Banks foreclosing on vacant Chicago properties would have to board them up or post a guard outside under an ordinance the City Council Buildings Committee approved today, even as the sponsor acknowledged it might get thrown out in court.
The guards would have to be in place between 4 p.m. and 8 a.m. each day unless the buildings are boarded up. If the buildings are within 2,000 feet of a school, a guard would have to be posted 24 hours a day during the school year, even if the buildings are boarded up.
Sponsoring Ald. Richard Mell, 33rd, said the effect of foreclosures on neighborhoods is “the same type of disaster as the BP oil slick on the Louisiana coast….
“They’re retarding the growth of a neighborhood,” Mell added. “They are bringing down property values. . . . Crime is initiated in a lot of these abandoned buildings. Some of these we have found (have) drug dealings going on in them. And so we need a total effort by the federal government and the banks and the city to resolve this problem.”
Mell conceded that if the full council approves the ordinance next month, banks could challenge its legality, arguing that they can only be regulated by the federal government.
But he’s hoping for cooperation to address a growing problem, and said he wants the federal government to provide resources to address the issues of vacant buildings, in part to push foreclosures through the courts quicker.
As city law now stands, whomever holds title to vacant buildings must board them up or post a guard outside from 4 p.m. to 8 a.m.

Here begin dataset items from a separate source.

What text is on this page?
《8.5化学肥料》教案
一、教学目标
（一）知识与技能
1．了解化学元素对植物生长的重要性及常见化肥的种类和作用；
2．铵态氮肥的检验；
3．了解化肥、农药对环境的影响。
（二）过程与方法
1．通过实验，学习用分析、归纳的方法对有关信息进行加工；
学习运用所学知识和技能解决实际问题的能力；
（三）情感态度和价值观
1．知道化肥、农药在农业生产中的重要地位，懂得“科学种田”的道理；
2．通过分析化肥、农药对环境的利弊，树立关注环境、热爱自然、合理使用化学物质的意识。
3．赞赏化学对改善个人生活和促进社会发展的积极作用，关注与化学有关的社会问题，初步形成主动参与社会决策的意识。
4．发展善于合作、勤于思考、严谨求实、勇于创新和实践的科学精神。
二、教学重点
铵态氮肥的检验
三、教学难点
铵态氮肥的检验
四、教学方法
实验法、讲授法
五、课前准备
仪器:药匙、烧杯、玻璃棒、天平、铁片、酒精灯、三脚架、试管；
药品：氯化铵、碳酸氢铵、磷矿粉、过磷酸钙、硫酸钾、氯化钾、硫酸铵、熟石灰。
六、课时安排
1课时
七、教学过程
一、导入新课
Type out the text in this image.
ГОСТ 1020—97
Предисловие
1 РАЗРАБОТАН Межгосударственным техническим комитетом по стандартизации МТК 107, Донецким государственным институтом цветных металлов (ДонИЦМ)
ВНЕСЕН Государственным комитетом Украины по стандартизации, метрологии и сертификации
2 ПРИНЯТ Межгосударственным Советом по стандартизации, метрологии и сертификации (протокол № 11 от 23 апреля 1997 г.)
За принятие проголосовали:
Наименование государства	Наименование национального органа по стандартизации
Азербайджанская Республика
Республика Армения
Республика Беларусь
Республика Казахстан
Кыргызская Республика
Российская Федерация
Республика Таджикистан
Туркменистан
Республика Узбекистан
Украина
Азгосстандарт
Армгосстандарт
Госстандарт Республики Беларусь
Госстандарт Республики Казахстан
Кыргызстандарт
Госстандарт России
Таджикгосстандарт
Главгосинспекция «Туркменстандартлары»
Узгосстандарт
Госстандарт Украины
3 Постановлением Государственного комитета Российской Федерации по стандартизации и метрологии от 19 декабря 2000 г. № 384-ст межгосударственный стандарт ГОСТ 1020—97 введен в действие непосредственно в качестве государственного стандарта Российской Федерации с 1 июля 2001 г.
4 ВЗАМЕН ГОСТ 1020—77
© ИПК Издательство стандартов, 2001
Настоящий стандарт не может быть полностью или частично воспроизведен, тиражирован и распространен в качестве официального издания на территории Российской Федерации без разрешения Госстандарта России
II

But in most cases, the owners are in bad financial straits or nowhere to be found, and banks often don’t take title to the properties for more than a year.
Mell said that with help from U.S. Rep. Mike Quigley, D-Ill., he has been able reduce the log of abandoned and foreclosed buildings in his ward from to 179 from 320. Some aldermen, he said, have more than 1,200 foreclosed, vacant properties in their wards.
Penalties for not following the ordinance would range from up to $600 for a first offense to more than 60 days in jail for a second offense.